In Lloyd’s Underwriters v. Blue Mountain Log Sales Ltd., 2015 BCSC 630, the British Columbia Supreme Court considered whether an insurer was obligated to pay for pre-tender defence costs, meaning defence costs that were incurred by the insured prior to the insurer being put on notice of the claim. Blue Mountain, insured by Lloyd’s under a number of policies, was named as a defendant in an action in Washington State. Blue Mountain did not realize that the lawsuit might trigger coverage under its insurance policies and did not tender its defence to Lloyd’s for nearly two years after the litigation first arose.
During the two years from the start of the litigation to the time of giving notice to Lloyd’s, Blue Mountain incurred defence costs, which it argued Lloyd’s was obligated to pay despite its failure to give notice to Lloyd’s during that time.
Lloyd’s took the position that under the policy Blue Mountain had an obligation to provide timely notice, cooperate with Lloyd’s in their defence, and to not make any voluntary payments except at its own cost.
The insurer’s position was that the failure of Blue Mountain to give timely notice of the claim was a breach of a condition precedent and the insurer could not be responsible for defence costs of which it was not aware. However, Lloyd’s did not seek to deny coverage entirely. Rather, they argued that coverage for defence costs only arose at the time of notice. Timely notice was the condition and triggering event for Lloyd’s’ duty to defend the claim.

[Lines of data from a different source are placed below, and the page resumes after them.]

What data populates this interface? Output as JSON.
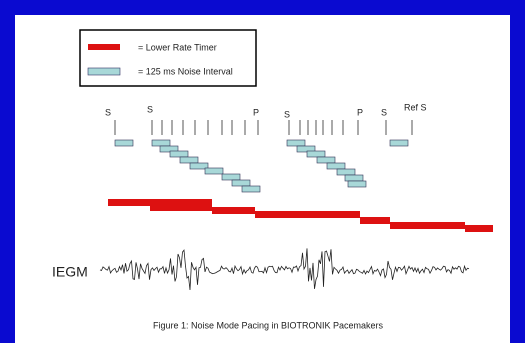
{
  "legend": {
    "items": [
      {
        "label": "= Lower Rate Timer"
      },
      {
        "label": "= 125 ms Noise Interval"
      }
    ]
  },
  "markers": [
    "S",
    "S",
    "P",
    "S",
    "P",
    "S",
    "Ref S"
  ],
  "waveform_label": "IEGM",
  "caption": "Figure 1: Noise Mode Pacing in BIOTRONIK Pacemakers"
}
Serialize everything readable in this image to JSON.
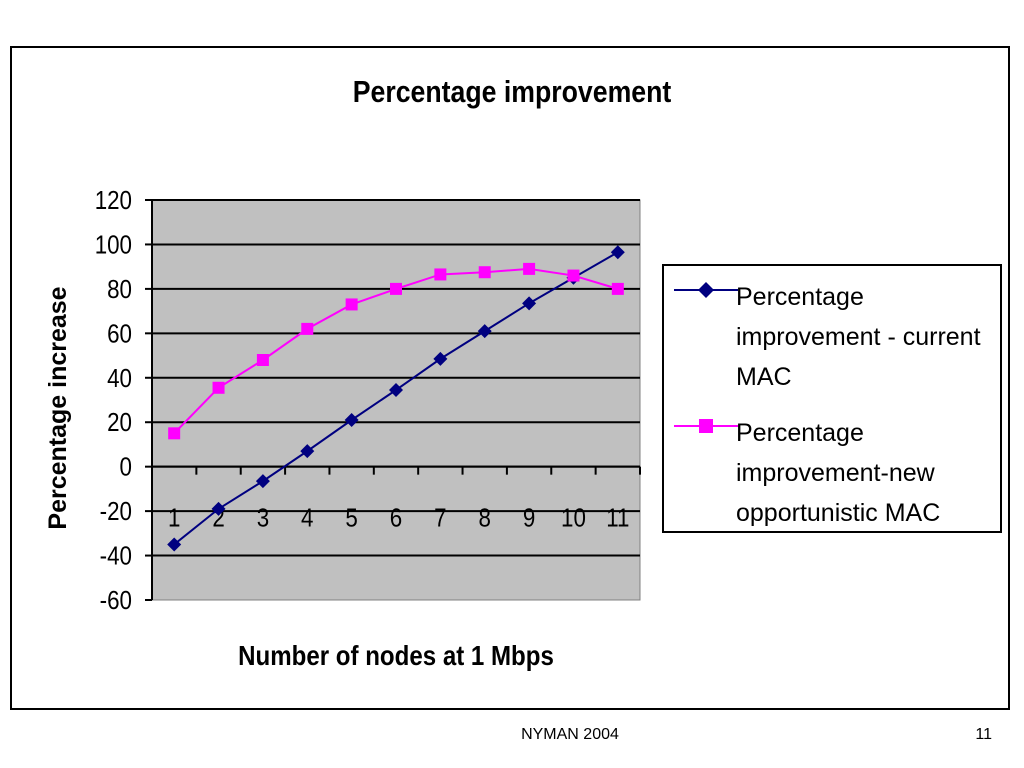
{
  "chart_data": {
    "type": "line",
    "title": "Percentage improvement",
    "xlabel": "Number of nodes at 1 Mbps",
    "ylabel": "Percentage increase",
    "categories": [
      "1",
      "2",
      "3",
      "4",
      "5",
      "6",
      "7",
      "8",
      "9",
      "10",
      "11"
    ],
    "ylim": [
      -60,
      120
    ],
    "yticks": [
      "120",
      "100",
      "80",
      "60",
      "40",
      "20",
      "0",
      "-20",
      "-40",
      "-60"
    ],
    "grid": true,
    "legend_position": "right",
    "plot_background": "#c0c0c0",
    "series": [
      {
        "name": "Percentage improvement - current MAC",
        "name_lines": [
          "Percentage",
          "improvement - current",
          "MAC"
        ],
        "color": "#000080",
        "marker": "diamond",
        "values": [
          -35,
          -19,
          -6.5,
          7,
          21,
          34.5,
          48.5,
          61,
          73.5,
          85,
          96.5
        ]
      },
      {
        "name": "Percentage improvement-new opportunistic MAC",
        "name_lines": [
          "Percentage",
          "improvement-new",
          "opportunistic MAC"
        ],
        "color": "#ff00ff",
        "marker": "square",
        "values": [
          15,
          35.5,
          48,
          62,
          73,
          80,
          86.5,
          87.5,
          89,
          86,
          80
        ]
      }
    ]
  },
  "footer": {
    "left": "NYMAN 2004",
    "right": "11"
  }
}
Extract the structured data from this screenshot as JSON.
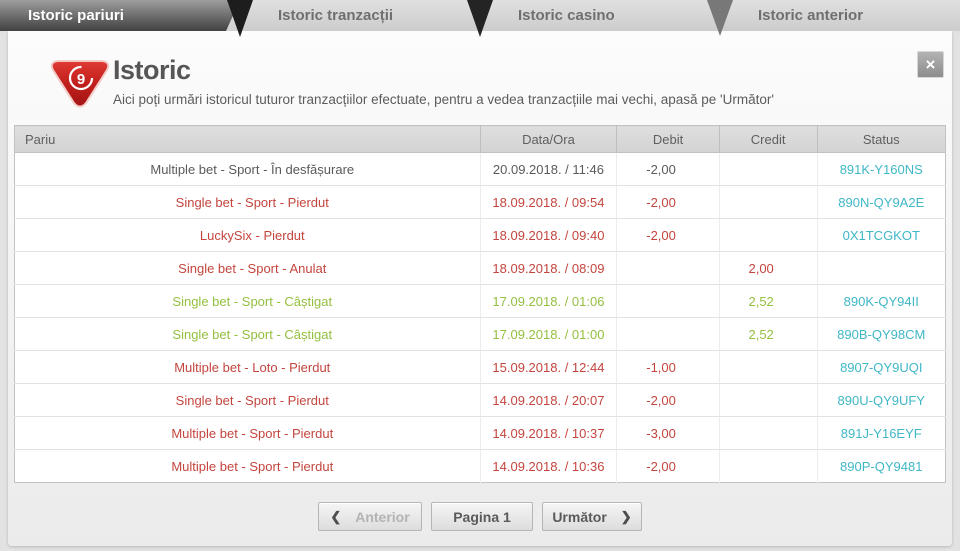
{
  "tabs": [
    {
      "label": "Istoric pariuri",
      "active": true
    },
    {
      "label": "Istoric tranzacții",
      "active": false
    },
    {
      "label": "Istoric casino",
      "active": false
    },
    {
      "label": "Istoric anterior",
      "active": false
    }
  ],
  "header": {
    "title": "Istoric",
    "subtitle": "Aici poți urmări istoricul tuturor tranzacțiilor efectuate, pentru a vedea tranzacțiile mai vechi, apasă pe 'Următor'",
    "close_label": "×",
    "logo_digit": "9"
  },
  "table": {
    "columns": [
      "Pariu",
      "Data/Ora",
      "Debit",
      "Credit",
      "Status"
    ],
    "rows": [
      {
        "pariu": "Multiple bet - Sport - În desfășurare",
        "data_ora": "20.09.2018. / 11:46",
        "debit": "-2,00",
        "credit": "",
        "status": "891K-Y160NS",
        "color": "neutral"
      },
      {
        "pariu": "Single bet - Sport - Pierdut",
        "data_ora": "18.09.2018. / 09:54",
        "debit": "-2,00",
        "credit": "",
        "status": "890N-QY9A2E",
        "color": "red"
      },
      {
        "pariu": "LuckySix - Pierdut",
        "data_ora": "18.09.2018. / 09:40",
        "debit": "-2,00",
        "credit": "",
        "status": "0X1TCGKOT",
        "color": "red"
      },
      {
        "pariu": "Single bet - Sport - Anulat",
        "data_ora": "18.09.2018. / 08:09",
        "debit": "",
        "credit": "2,00",
        "status": "",
        "color": "red"
      },
      {
        "pariu": "Single bet - Sport - Câștigat",
        "data_ora": "17.09.2018. / 01:06",
        "debit": "",
        "credit": "2,52",
        "status": "890K-QY94II",
        "color": "green"
      },
      {
        "pariu": "Single bet - Sport - Câștigat",
        "data_ora": "17.09.2018. / 01:00",
        "debit": "",
        "credit": "2,52",
        "status": "890B-QY98CM",
        "color": "green"
      },
      {
        "pariu": "Multiple bet - Loto - Pierdut",
        "data_ora": "15.09.2018. / 12:44",
        "debit": "-1,00",
        "credit": "",
        "status": "8907-QY9UQI",
        "color": "red"
      },
      {
        "pariu": "Single bet - Sport - Pierdut",
        "data_ora": "14.09.2018. / 20:07",
        "debit": "-2,00",
        "credit": "",
        "status": "890U-QY9UFY",
        "color": "red"
      },
      {
        "pariu": "Multiple bet - Sport - Pierdut",
        "data_ora": "14.09.2018. / 10:37",
        "debit": "-3,00",
        "credit": "",
        "status": "891J-Y16EYF",
        "color": "red"
      },
      {
        "pariu": "Multiple bet - Sport - Pierdut",
        "data_ora": "14.09.2018. / 10:36",
        "debit": "-2,00",
        "credit": "",
        "status": "890P-QY9481",
        "color": "red"
      }
    ]
  },
  "pagination": {
    "prev_icon": "❮",
    "prev_label": "Anterior",
    "page_label": "Pagina 1",
    "next_label": "Următor",
    "next_icon": "❯"
  },
  "colors": {
    "lost_red": "#c4453e",
    "won_green": "#94bf3f",
    "status_teal": "#3fb7c6",
    "active_tab_dark": "#414141",
    "brand_red": "#cc1f1f"
  }
}
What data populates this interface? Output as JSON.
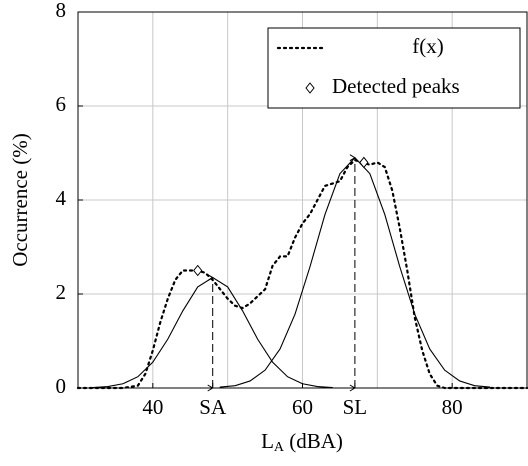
{
  "chart_data": {
    "type": "line",
    "ylabel": "Occurrence (%)",
    "xlabel": "L",
    "xlabel_sub": "A",
    "xlabel_rest": " (dBA)",
    "xlim": [
      30,
      90
    ],
    "ylim": [
      0,
      8
    ],
    "xticks": [
      40,
      {
        "value": 48,
        "label": "SA"
      },
      60,
      {
        "value": 67,
        "label": "SL"
      },
      80
    ],
    "yticks": [
      0,
      2,
      4,
      6,
      8
    ],
    "xgrid": [
      40,
      50,
      60,
      70,
      80
    ],
    "grid": true,
    "legend": "upper right",
    "series": [
      {
        "name": "f(x)",
        "color": "#000000",
        "style": "dotted",
        "x": [
          30,
          32,
          34,
          36,
          38,
          39,
          40,
          41,
          42,
          43,
          44,
          45,
          46,
          47,
          48,
          49,
          50,
          51,
          52,
          53,
          54,
          55,
          56,
          57,
          58,
          59,
          60,
          61,
          62,
          63,
          64,
          65,
          66,
          67,
          68,
          69,
          70,
          71,
          72,
          73,
          74,
          75,
          76,
          77,
          78,
          79,
          82,
          86,
          90
        ],
        "values": [
          0,
          0,
          0,
          0,
          0.05,
          0.3,
          0.8,
          1.4,
          1.9,
          2.3,
          2.5,
          2.5,
          2.5,
          2.45,
          2.3,
          2.1,
          1.9,
          1.75,
          1.7,
          1.8,
          1.95,
          2.1,
          2.6,
          2.8,
          2.8,
          3.2,
          3.5,
          3.7,
          4.0,
          4.3,
          4.35,
          4.4,
          4.7,
          4.85,
          4.8,
          4.75,
          4.8,
          4.7,
          4.2,
          3.4,
          2.5,
          1.5,
          0.8,
          0.3,
          0.05,
          0,
          0,
          0,
          0
        ]
      },
      {
        "color": "#000000",
        "style": "solid",
        "x": [
          32,
          34,
          36,
          38,
          40,
          42,
          44,
          46,
          48,
          50,
          52,
          54,
          56,
          58,
          60,
          62,
          64
        ],
        "values": [
          0.01,
          0.03,
          0.09,
          0.24,
          0.55,
          1.04,
          1.64,
          2.15,
          2.35,
          2.15,
          1.64,
          1.04,
          0.55,
          0.24,
          0.09,
          0.03,
          0.01
        ]
      },
      {
        "color": "#000000",
        "style": "solid",
        "x": [
          49,
          51,
          53,
          55,
          57,
          59,
          61,
          63,
          65,
          67,
          69,
          71,
          73,
          75,
          77,
          79,
          81,
          83,
          85
        ],
        "values": [
          0.02,
          0.05,
          0.15,
          0.38,
          0.83,
          1.57,
          2.58,
          3.69,
          4.56,
          4.9,
          4.56,
          3.69,
          2.58,
          1.57,
          0.83,
          0.38,
          0.15,
          0.05,
          0.02
        ]
      },
      {
        "name": "Detected peaks",
        "color": "#000000",
        "style": "diamond",
        "x": [
          46,
          68.2
        ],
        "values": [
          2.5,
          4.8
        ]
      }
    ]
  }
}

Blue Mountain argued that Lloyd’s was responsible for its pre-tender defence costs unless it could prove that its late notice amounted to a breach of a policy condition, and that it was not entitled to relief from forfeiture.
The court considered whether the failure to give timely notice was merely imperfect compliance, as opposed to non-compliance with the policy. The court held that the weight of Canadian authority supported that a breach of a notice provision is generally treated as imperfect compliance rather than non-compliance. Therefore, the imperfect compliance was subject to relief from forfeiture, as per the relevant provisions of the Insurance Act and Law and Equity Act.
The court held that unless the late notice caused real prejudice to the insurer, it could not avoid pre-tender expenses because, otherwise, the insurer may avoid expenses for which it received a premium from the Insured, effectively, “getting something for nothing.” The court held that viewing late notice as imperfect compliance afforded an opportunity to accurately adjust the equities between the parties.
In light of the fact that there was no real prejudice to Lloyd’s as a result of the Blue Mountain’s failure to give timely notice, the court held that Lloyd’s could not avoid the pre-tender defence costs.